In tegenstelling tot ons volwassenen is het gezichtsvermogen bij baby's en kleine kinderen niet volledig ontwikkeld. Het komt pas tot ontwikkeling in de eerste kinderjaren. Tijdens de ontwikkeling is het visuele systeem bijzonder kwetsbaar. Als het visuele ontwikkelingsproces wordt verstoord, kan een functioneel gezichtsprobleem (amblyopie) optreden. In dit geval is spoed geboden.
Als een peuter een gezichtsscherpteprobleem heeft, wordt dit niet noodzakelijkerwijs opgemerkt, zelfs niet door de meest attente omgeving. Omdat het sterke oog het grootste deel van de visuele prestaties overneemt, kan het lijken alsof beide ogen even goed zien. Het kind kan zich heel normaal gedragen of de symptomen van een visueel probleem worden niet als zodanig geïnterpreteerd omdat ze niet duidelijk op het probleem wijzen: het kind heeft bijvoorbeeld hoofdpijn, is onhandig of onbeholpen, of wrijft vaak over zijn ogen.
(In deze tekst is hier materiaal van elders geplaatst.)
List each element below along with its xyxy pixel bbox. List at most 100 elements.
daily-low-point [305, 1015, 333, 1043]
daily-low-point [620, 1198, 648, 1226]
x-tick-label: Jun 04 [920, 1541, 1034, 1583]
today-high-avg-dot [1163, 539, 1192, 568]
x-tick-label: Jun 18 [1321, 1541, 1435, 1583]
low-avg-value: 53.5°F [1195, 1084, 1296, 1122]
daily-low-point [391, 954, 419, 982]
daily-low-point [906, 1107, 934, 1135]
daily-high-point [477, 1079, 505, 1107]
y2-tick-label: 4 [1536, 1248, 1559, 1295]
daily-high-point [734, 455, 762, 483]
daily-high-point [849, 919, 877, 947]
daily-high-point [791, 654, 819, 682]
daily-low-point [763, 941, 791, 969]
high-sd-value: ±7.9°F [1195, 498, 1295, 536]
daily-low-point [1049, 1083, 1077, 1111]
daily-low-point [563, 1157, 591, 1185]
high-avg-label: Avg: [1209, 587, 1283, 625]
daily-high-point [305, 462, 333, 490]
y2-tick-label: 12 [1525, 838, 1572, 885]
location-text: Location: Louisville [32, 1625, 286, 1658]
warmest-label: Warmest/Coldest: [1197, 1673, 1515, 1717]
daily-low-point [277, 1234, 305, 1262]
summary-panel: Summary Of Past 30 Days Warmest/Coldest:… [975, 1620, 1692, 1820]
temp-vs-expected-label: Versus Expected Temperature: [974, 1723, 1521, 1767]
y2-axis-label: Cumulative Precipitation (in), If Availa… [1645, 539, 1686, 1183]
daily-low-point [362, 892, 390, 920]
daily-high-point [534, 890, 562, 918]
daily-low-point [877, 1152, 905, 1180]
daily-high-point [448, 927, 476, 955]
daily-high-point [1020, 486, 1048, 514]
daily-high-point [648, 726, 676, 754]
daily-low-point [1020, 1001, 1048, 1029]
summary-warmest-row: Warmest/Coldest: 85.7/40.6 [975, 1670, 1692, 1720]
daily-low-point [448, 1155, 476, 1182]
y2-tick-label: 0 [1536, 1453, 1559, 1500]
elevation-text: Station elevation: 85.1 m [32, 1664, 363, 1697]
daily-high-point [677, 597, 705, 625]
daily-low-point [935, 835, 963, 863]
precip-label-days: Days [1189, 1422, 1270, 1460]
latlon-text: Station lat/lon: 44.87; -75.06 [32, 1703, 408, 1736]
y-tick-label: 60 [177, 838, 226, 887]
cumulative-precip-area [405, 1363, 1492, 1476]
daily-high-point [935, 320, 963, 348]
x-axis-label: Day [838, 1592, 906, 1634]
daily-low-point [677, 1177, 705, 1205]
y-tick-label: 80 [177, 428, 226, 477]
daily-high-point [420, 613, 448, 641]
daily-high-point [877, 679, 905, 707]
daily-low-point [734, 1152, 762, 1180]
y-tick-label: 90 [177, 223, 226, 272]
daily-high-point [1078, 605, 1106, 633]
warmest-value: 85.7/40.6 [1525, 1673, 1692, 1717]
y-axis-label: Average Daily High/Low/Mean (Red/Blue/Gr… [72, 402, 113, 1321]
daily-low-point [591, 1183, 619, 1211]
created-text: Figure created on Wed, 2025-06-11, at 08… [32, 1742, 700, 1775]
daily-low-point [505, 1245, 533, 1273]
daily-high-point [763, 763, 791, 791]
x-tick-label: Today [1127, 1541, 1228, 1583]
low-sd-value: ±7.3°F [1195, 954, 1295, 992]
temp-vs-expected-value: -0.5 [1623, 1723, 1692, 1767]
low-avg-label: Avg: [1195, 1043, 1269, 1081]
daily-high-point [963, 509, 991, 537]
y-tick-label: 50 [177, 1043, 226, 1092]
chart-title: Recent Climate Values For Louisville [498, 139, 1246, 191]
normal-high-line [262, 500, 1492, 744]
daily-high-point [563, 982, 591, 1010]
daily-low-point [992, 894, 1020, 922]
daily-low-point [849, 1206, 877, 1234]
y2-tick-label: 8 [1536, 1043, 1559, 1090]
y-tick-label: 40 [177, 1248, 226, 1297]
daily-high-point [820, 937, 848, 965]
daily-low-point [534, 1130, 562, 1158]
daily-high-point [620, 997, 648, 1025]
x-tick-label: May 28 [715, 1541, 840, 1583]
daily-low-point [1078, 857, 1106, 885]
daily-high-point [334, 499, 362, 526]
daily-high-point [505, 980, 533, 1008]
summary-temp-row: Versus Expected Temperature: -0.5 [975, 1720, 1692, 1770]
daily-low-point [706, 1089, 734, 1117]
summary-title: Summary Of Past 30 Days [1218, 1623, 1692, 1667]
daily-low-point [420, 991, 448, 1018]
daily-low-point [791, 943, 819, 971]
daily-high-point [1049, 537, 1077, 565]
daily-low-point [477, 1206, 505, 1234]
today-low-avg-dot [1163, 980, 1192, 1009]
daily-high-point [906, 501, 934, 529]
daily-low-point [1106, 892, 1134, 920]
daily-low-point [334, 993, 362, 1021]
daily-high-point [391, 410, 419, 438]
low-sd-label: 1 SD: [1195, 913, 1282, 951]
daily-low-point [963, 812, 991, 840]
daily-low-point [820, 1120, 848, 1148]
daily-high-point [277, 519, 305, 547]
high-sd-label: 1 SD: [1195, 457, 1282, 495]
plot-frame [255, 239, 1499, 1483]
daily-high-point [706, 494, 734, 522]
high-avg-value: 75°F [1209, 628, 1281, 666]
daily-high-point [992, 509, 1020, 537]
Wanneer een baby of een peuter duidelijk scheelziet, gaan de meeste ouders snel naar de oogarts. Maar in principe zouden alle ouders tijdens de eerste drie levensjaren van hun kind een oogarts/orthoptist moeten raadplegen voor een screeningonderzoek van hun kind, ongeacht of het scheelziet of niet.